Tron and W/R Prison are labeled as “spell-based” because that’s basically the only time a normal deck will get to interact with their powerful cards. Planeswalkers and enchantments are particularly difficult to remove for most Modern decks. Similarly, not many Modern decks can handle an onslaught of burn spells.
Spell-based control decks usually have a tough time with noncreature permanents. If you can slip a Karn Liberated or weirdo enchantment onto the battlefield, they’re probably not going to win. I play a lot of those control decks, and my record against decks like Tron and Scapeshift is horrendous.
Some Bonus Modern Notes
It’s only a matter of time before Smuggler’s Copter takes over.
I’ve seen it pop up in Faeries, W/B Tokens, and Abzan Aggro, and it’s looked great in each of those decks. Now, those decks aren’t exactly Tier 1, but they are on the fringe. It makes me wonder what other creature decks should be utilizing the Copter.
Clearly it’s at home in Affinity, but Affinity is more of a combo deck than a fair creature deck. Smuggler’s Copter seems too slow for that particular deck. Not being a creature for Collected Company is sad, but if you don’t want to play many spells, you could try it. Would it be good in Merfolk?

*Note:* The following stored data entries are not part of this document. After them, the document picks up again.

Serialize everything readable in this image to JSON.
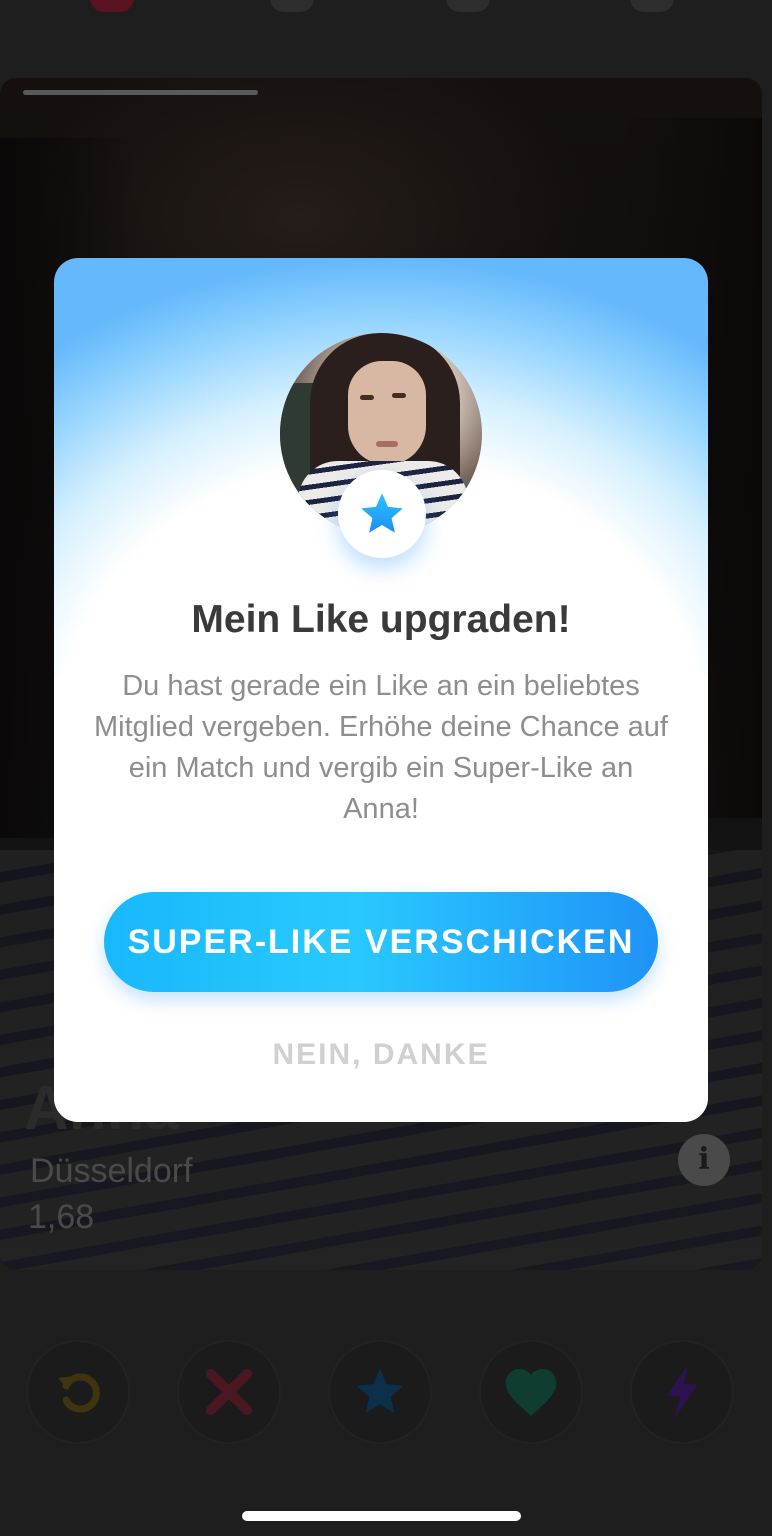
{
  "nav": {
    "icons": [
      "flame-icon",
      "explore-icon",
      "chat-icon",
      "profile-icon"
    ]
  },
  "card": {
    "name": "Anna",
    "city": "Düsseldorf",
    "height": "1,68",
    "info_label": "i"
  },
  "modal": {
    "title": "Mein Like upgraden!",
    "body": "Du hast gerade ein Like an ein beliebtes Mitglied vergeben. Erhöhe deine Chance auf ein Match und vergib ein Super-Like an Anna!",
    "primary_button": "SUPER-LIKE VERSCHICKEN",
    "secondary_button": "NEIN, DANKE",
    "badge_icon": "star-icon"
  },
  "actions": [
    {
      "name": "rewind",
      "icon": "rewind-icon",
      "color": "#f5b700"
    },
    {
      "name": "nope",
      "icon": "close-icon",
      "color": "#e8304d"
    },
    {
      "name": "super-like",
      "icon": "star-icon",
      "color": "#1da3f5"
    },
    {
      "name": "like",
      "icon": "heart-icon",
      "color": "#1ed59a"
    },
    {
      "name": "boost",
      "icon": "bolt-icon",
      "color": "#8f3cf0"
    }
  ],
  "colors": {
    "accent_blue": "#1ea7fb",
    "modal_gradient_top": "#64b8fb",
    "title_text": "#3a3a3a",
    "body_text": "#8e8e8e"
  }
}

Of these, W/B Tokens is the one deck I think might be legitimately good. You know what else is good?
This deck has been doing quite well recently, mostly for the same reason Tom Ross won an Open with G/W Tron. There is a complete lack of hate for lands at the moment. While that makes the coast kind of clear for Tron, Scapeshift, and Amulet, those decks are still at a natural disadvantage against the rest of the format. Sure, nobody has hate for those decks, but that doesn’t mean they can beat a turn 1 Glistener Elf.
Amulet is one of the few “big mana” decks that has enough raw power to compete with the format. You’re still at a disadvantage, but your turn 3 Primeval Titan draws are virtual kills against a lot of decks.